Florian Lejeune has started the last three Premier League matches alongside Jamaal Lascelles.
Forced off after only half an hour of the opening game v Tottenham, the Frenchman’s return from injury and introduction to the team has been another reminder of just how strong Newcastle are in the centre-back position.
Apart from a moment of madness when gifting a penalty at Southampton, Florian Lejeune hasn’t really put a foot wrong.
A bit of a strange route has led the defender to the Premier League, as despite now being 26, playing in La Liga last season for minnows Eibar was his first year playing in any top tier.
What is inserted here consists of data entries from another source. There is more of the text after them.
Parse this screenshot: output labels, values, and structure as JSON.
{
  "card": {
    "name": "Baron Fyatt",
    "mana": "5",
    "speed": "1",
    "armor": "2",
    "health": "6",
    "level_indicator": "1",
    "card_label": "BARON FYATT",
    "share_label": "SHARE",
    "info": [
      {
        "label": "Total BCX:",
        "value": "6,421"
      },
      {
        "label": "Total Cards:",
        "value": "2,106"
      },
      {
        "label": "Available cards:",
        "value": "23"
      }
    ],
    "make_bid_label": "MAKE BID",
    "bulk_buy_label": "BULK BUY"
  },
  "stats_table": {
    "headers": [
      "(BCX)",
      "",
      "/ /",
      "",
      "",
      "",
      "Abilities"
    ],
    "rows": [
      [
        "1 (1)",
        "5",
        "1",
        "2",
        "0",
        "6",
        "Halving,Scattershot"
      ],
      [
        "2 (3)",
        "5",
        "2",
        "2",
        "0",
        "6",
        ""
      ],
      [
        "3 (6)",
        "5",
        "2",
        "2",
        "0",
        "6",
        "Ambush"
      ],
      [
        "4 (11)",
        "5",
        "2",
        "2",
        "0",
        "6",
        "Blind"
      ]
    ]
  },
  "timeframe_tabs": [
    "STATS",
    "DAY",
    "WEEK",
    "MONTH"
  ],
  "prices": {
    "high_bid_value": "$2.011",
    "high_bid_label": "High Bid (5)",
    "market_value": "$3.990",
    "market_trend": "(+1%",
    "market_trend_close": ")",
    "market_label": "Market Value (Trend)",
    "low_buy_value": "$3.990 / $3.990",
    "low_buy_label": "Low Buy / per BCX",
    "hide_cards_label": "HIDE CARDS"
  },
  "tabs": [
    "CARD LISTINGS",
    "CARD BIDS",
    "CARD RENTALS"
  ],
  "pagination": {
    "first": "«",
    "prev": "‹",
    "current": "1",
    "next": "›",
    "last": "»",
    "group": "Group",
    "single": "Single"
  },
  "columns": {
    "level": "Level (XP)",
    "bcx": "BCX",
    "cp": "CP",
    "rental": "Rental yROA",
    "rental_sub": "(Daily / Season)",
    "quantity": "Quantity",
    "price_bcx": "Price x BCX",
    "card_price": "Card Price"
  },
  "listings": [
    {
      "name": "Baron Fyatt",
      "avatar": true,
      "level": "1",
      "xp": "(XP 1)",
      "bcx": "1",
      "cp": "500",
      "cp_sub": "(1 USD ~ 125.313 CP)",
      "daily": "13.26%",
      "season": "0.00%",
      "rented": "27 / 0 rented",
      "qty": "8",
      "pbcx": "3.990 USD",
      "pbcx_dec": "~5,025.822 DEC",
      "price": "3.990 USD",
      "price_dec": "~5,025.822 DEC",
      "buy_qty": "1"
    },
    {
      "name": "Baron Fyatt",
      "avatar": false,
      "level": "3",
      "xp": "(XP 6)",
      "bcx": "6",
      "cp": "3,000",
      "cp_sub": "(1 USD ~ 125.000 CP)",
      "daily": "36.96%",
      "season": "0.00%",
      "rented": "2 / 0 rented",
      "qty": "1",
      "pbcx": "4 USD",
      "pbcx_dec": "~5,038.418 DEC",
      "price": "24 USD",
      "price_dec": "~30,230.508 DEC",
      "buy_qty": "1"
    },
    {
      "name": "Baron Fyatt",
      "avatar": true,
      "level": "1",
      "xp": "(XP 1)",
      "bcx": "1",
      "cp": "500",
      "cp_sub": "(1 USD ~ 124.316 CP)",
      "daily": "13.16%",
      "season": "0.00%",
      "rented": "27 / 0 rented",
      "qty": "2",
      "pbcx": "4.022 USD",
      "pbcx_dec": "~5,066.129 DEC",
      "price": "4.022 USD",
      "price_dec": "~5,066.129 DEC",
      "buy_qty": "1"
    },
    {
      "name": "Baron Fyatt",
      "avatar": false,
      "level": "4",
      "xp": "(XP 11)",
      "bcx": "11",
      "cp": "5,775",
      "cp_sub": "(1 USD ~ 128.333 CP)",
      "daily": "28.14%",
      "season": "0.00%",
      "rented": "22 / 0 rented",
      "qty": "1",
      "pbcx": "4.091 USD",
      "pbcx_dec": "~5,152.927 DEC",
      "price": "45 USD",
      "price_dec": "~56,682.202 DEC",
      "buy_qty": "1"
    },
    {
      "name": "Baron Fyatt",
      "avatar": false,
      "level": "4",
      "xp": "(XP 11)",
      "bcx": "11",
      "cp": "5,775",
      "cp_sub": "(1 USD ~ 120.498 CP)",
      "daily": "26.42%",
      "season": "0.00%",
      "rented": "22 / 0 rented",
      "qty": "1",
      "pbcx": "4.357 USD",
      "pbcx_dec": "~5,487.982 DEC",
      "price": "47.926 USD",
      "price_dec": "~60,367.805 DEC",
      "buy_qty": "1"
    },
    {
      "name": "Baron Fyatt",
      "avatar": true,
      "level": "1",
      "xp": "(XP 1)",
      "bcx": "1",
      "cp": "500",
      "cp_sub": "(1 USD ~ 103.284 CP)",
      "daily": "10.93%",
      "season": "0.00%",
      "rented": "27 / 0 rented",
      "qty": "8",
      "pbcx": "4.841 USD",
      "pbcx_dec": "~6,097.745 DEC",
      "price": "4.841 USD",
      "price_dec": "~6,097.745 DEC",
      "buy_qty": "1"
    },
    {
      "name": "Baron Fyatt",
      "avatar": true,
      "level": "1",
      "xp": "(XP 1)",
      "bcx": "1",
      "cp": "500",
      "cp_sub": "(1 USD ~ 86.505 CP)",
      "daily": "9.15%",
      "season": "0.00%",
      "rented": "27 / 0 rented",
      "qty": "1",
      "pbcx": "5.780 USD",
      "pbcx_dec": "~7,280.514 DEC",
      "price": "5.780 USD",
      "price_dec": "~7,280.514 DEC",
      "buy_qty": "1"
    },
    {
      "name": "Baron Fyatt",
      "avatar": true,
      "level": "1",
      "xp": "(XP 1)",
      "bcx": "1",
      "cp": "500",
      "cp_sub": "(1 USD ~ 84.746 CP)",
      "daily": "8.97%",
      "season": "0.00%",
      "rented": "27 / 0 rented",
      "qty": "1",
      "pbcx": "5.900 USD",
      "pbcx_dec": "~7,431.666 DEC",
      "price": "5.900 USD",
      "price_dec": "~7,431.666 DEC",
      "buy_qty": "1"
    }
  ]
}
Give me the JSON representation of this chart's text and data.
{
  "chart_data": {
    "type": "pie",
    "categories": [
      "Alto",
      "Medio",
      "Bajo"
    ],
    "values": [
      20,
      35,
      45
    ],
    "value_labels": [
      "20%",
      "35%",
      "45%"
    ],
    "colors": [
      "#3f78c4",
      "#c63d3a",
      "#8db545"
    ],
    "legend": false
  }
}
In fact, in his latest interview, Florian Lejeune has explained how that route to English football’s top tier was even more unusual, as rather than being on the books of a major club as a kid/teenager, he instead trained and played for a number of minor/amateur French clubs.
Eventually progressing to lower league professional clubs in both France and Spain.
Despite this alternative career path, Lejeune still harbours hopes of playing for his country.
If he can stay in the Newcastle team and impress in the Premier League, then no reason why he can’t be a late developer for both club and country.
Florian Lejuene talking to official match programme (v Bournemouth):
“I have a background which is different to a lot of footballers, as I did not have the chance to go to a training centre.
“I didn’t go to an official training centre, but that is why I succeeded, I had the mental strength to say I could succeed.
“I played with many clubs, met many managers, and I think this experience is what really made me, and gave me my strength.
“The chance I had was to have a really normal childhood, with my friends and family, and grow up normally…not be closed in a training centre, with only footballers and talking only about football.
“I could grow up normally and later on this helped me, as I was able to really make the most of my youth.
“Of course it (playing for France) is in the back of my mind, even if I have never played for them yet.
“My progress is good and I am here at a big club in Newcastle with a great manager, who also asked me what my ambitions were and posed the same question. I told him I’d love to play for France.
“And so if I want to do that, I need to do better things in training and in games.
“For me, at present, the most important thing is to start for Newcastle and to put in good performances for the team.”